CRE戦略の必要性|企業価値を高めるために「持つリスク」と「持たざるリスク」をどう捉えるか
目次
1. CRE戦略とは
CRE(Corporate Real Estate)戦略は、企業が保有・賃借する不動産を経営資源として位置付け、経営目的(収益性・効率性・成長性)に即して最適化する考え方です。単に所有か賃借かの判断に留まらず、「何を・どこで・どの規模で・どの形態で」保有・活用すべきかを中長期の事業計画と整合させます。
2. 不動産の「持つリスク」と「持たざるリスク」
2-1. 持つリスク:減損と企業価値の毀損
- 減損リスク:市場価値が簿価を下回ると減損損失を計上し、純資産・自己資本比率・信用力が低下。
- 需給変化:オフィス需要の変動・用途転換の遅れにより、稼働率や賃料が想定を下回る可能性。
- 保全コスト:老朽化に伴うCAPEX(大規模修繕・耐震・省エネ投資)がキャッシュフローを圧迫。
- 資本効率の悪化:過大な固定資産がROA/ROICを低下させ、投資家評価に影響。
2-2. 持たざるリスク:機会損失と競争力低下
- 資産価値上昇の取り逃し:成長エリアで価格が上昇しても、保有していないため含み益を享受できない。
- 賃料上昇・更新不安:賃借中心では長期的な賃料上昇や契約更新の不確実性に晒される。
- 遊休資産の不活性:自社遊休地・社宅・寮などを活用せず放置すると、潜在収益機会を逸失。
- ブランディング機会の欠落:旗艦拠点の欠如は採用・営業面の訴求力低下につながる場合がある。
3. 人口減少とエリア格差:価格は上下に二極化
日本は人口減少と都市集中が同時進行し、立地による価格の二極化が進展しています。都心一等地・駅近・高利便は需給が堅調で上昇・高止まりが見込まれる一方、郊外・地方では下落圧力が強まる可能性があります。CREでは、
- 保有すべき資産:収益性・流動性・再投資余地の高い物件をコアとして厚く保有。
- 見直す資産:稼働率・賃料の下押しが続く資産は、縮小・用途転換・共同化・売却で機動的に再配置。
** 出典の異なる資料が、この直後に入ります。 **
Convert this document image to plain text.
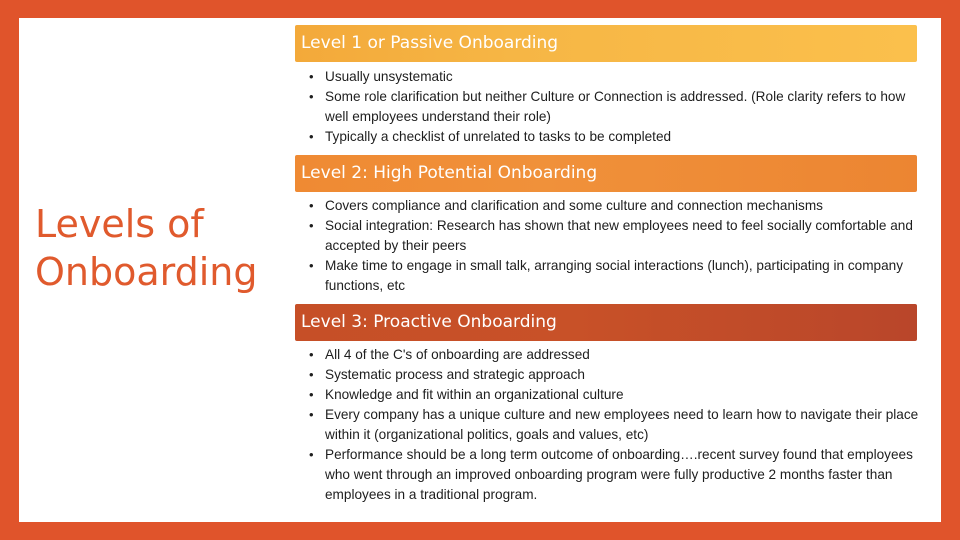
Levels of Onboarding
Level 1 or Passive Onboarding
• Usually unsystematic
• Some role clarification but neither Culture or Connection is addressed. (Role clarity refers to how well employees understand their role)
• Typically a checklist of unrelated to tasks to be completed
Level 2: High Potential Onboarding
• Covers compliance and clarification and some culture and connection mechanisms
• Social integration: Research has shown that new employees need to feel socially comfortable and accepted by their peers
• Make time to engage in small talk, arranging social interactions (lunch), participating in company functions, etc
Level 3: Proactive Onboarding
• All 4 of the C's of onboarding are addressed
• Systematic process and strategic approach
• Knowledge and fit within an organizational culture
• Every company has a unique culture and new employees need to learn how to navigate their place within it (organizational politics, goals and values, etc)
• Performance should be a long term outcome of onboarding….recent survey found that employees who went through an improved onboarding program were fully productive 2 months faster than employees in a traditional program.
- 将来需要の読み:人口動態・産業集積・交通計画・再開発計画を前提に、10年スパンで最適化。
4. CRE戦略の目的と効果
- 資産の最適配置:本社再編、拠点統廃合、遊休資産の売却・再開発・賃貸化で資産効率を改善。
- 財務体質の強化:売却益・資産圧縮でROA改善、負債削減で財務負担を軽減。
- リスク低減:価格下落や需給変化に耐えるポートフォリオへ入替。
- 企業価値向上:「眠る資産」を「稼ぐ資産」へ転換し、事業成長を下支え。
5. 不動産鑑定士が担う役割
実効性のあるCREは、適正な時価評価・収益分析・市場性診断が出発点です。不動産鑑定士は、
- 保有 vs. 売却(または賃貸化)の損益・キャッシュフロー比較
- 開発・用途転換・再編(共同化/区分化など)の実行可能性評価
- 将来シナリオ(人口・賃料・利回り)の感応度分析
を通じて、取締役会・投資委員会で説明可能な数値根拠を整備し、意思決定を後押しします。
6. まとめ:守りと攻めの両輪
価格下落リスク(減損)を避けつつ、上昇局面では価値を取り込む。その鍵は、「持つリスク」と「持たざるリスク」を同時に見極めるCRE戦略です。人口減少による地域格差を前提に、資産の入替と活用で企業価値を継続的に高めましょう。
FAQ
Q1. 今すぐやるべき最初の一歩は?
全拠点・資産のポートフォリオ棚卸し(面積・用途・稼働・賃料/簿価/時価・修繕計画)と、3シナリオ(ベース/強気/弱気)での感応度分析です。
Q2. 所有と賃借の最適バランスは?
機能重要度・拠点の独自性・代替可能性・財務制約で評価。旗艦/要塞拠点は保有厚め、汎用拠点は賃借中心が基本軸です。
Q3. 遊休資産は売るべき?活用すべき?
収益性(賃貸/開発)、市場性(流動性)、資本効率(ROA/ROIC)で比較。投資回収が見込めない場合は売却等の早期資産入替が有力です。